The problem with the pop-culturization of film is that it has perilously lowered the attention span of the average filmgoer to the point where it seems positively atavistic to recommend a film like Why Has Bodhi-Dharma Left for the East? (The title of this film comes from an unanswerable Zen Buddhist Koan or riddle designed for meditation in the search for spiritual enlightenment.) Absolutely and blissfully the polar opposite of American film making, this is one of the most beautiful films you’re likely to see in this lifetime, and quite possibly the next. It is also a film with deliberate rhythms that might cause anxiety attacks in the casual filmgoer after the first few minutes. But rarely has a film’s pace matched its content so brilliantly.
Written, directed, photographed and edited by South Korean art teacher Bae Yong-Kyun, the plot is simple: a young acolyte and an orphaned little boy join an aging Buddhist monk in a deserted mountaintop monastery where the elder Zen master prepares for his death and to transfer his wisdom down through the ages via the young follower and the boy. Before the old master dies, we see the young monk wrestle a bit with his own spirituality, returning briefly to the city he left behind. Apart from that, this is a film without conflict, a film that shows the affinity between nature and spirituality. There are many stunning scenes of beauty here, such as the mist that metaphorically encloses the monastery when the young monk leaves and the spectral appearance of death in the guise of a dancer at an eerie nighttime ceremony. This is also a rare film in that it – like the films of Andrei Tarkovsky – gives nature a distinct voice in the narrative. Indeed, the film unfolds with the rhythms of a gently flowing stream, and the characters are never given much more weight than their surroundings, suggesting that man’s spiritual enlightenment depends on a perfect coexistence with nature.
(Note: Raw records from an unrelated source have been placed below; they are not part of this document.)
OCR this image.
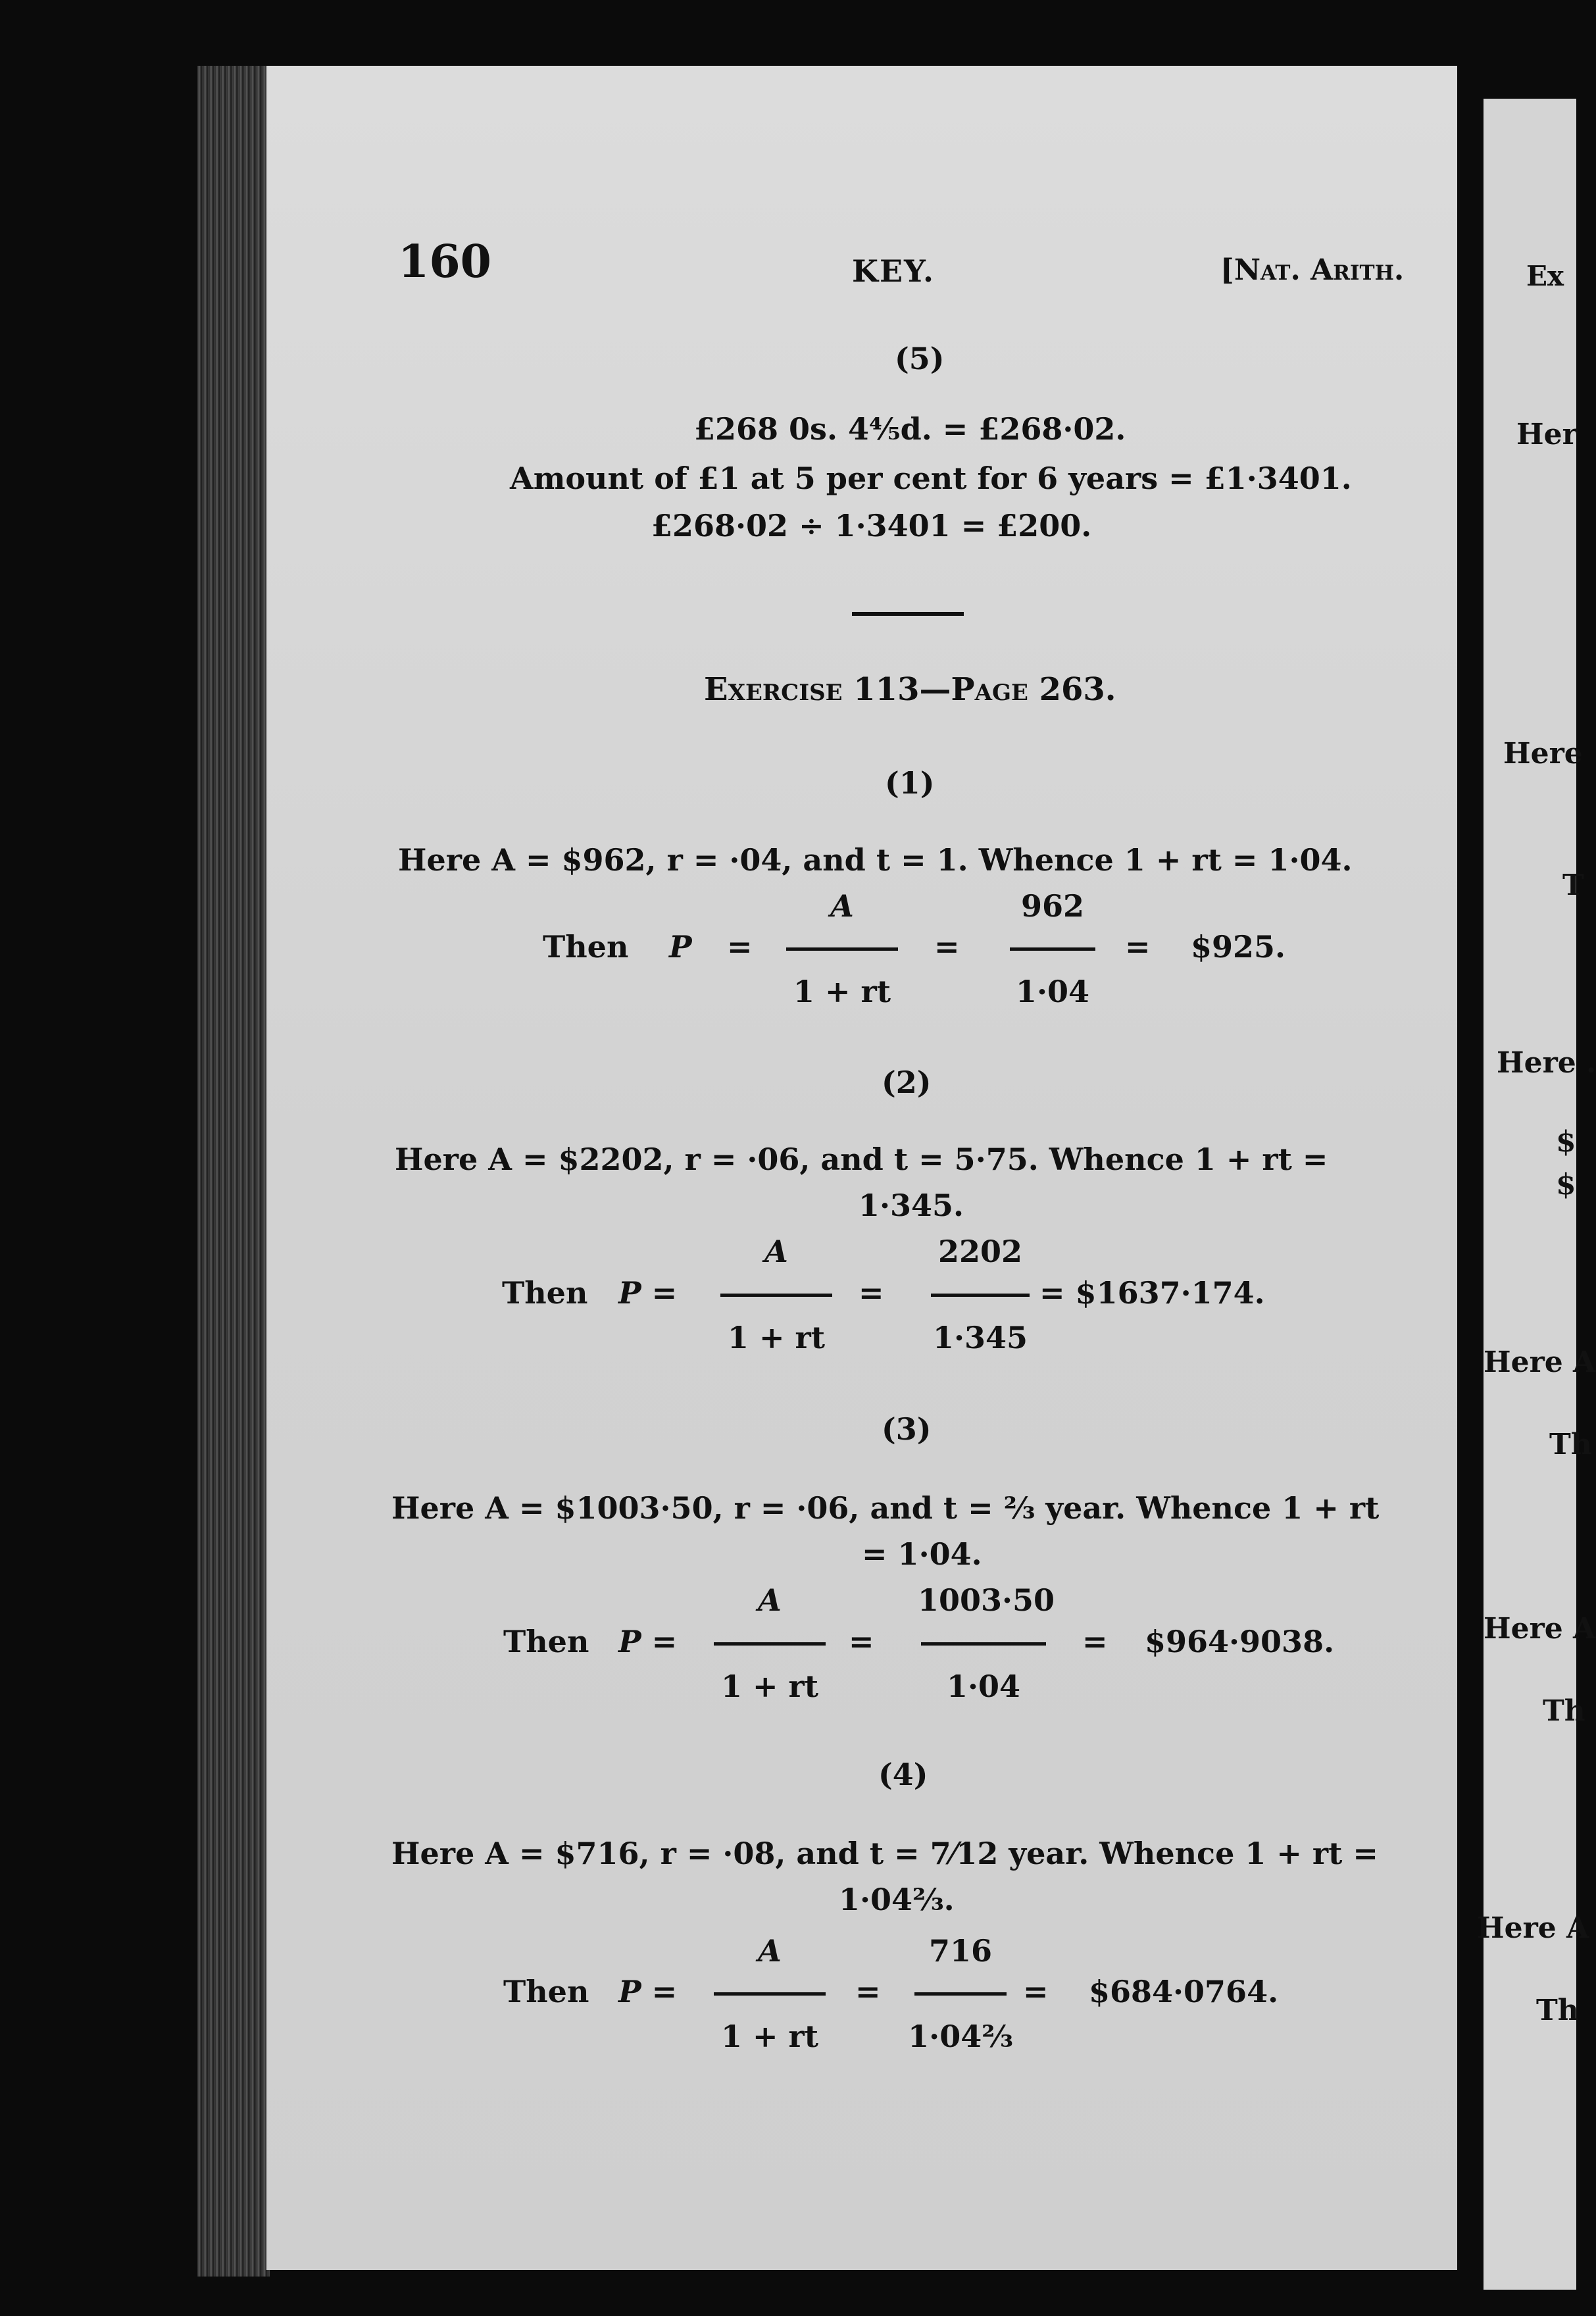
160	KEY.	[Nat. Arith.
(5)
£268 0s. 4⅘d. = £268·02.
Amount of £1 at 5 per cent for 6 years = £1·3401.
£268·02 ÷ 1·3401 = £200.
Exercise 113—Page 263.
(1)
Here A = $962, r = ·04, and t = 1. Whence 1 + rt = 1·04.
Then P =
A
1 + rt
=
962
1·04
= $925.
(2)
Here A = $2202, r = ·06, and t = 5·75. Whence 1 + rt =
1·345.
Then P =
A
1 + rt
=
2202
1·345
= $1637·174.
(3)
Here A = $1003·50, r = ·06, and t = ⅔ year. Whence 1 + rt
= 1·04.
Then P =
A
1 + rt
=
1003·50
1·04
= $964·9038.
(4)
Here A = $716, r = ·08, and t = 7⁄12 year. Whence 1 + rt =
1·04⅔.
Then P =
A
1 + rt
=
716
1·04⅔
= $684·0764.
Ex
Her
Here
T
Here .
$
$
Here A
Th
Here A
Th
Here A
Th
The film depicts life as a continuous circle of the mysteries of birth and death, and when the old master dies, he explains the passing of the spirit not as death, but as a kind of cosmic recycling that liberates the soul. This sublime piece of religious art resonates with the viewer long after it’s over. Its images are breathtaking; the shots are framed like Ansel Adams photographs. Unfortunately, in the cynical ’90s, which prizes materialism and worships soul-killing concepts like irony (or more accurately, the sarcasm that passes itself off as “irony”), there is little room for a film that preaches such arcane notions as tolerance. Additionally, one is always suspected of more sinister purposes when recommending material of such a purely religious nature, as if Bodhi-Dharma might be a recruiting film for Zen Buddhists. Though there are worse things to recruit for, the film never proselytizes. If anything, the film makes Buddhism seem like a difficult spiritual search whose greatest answers, and greatest mysteries, are found after death.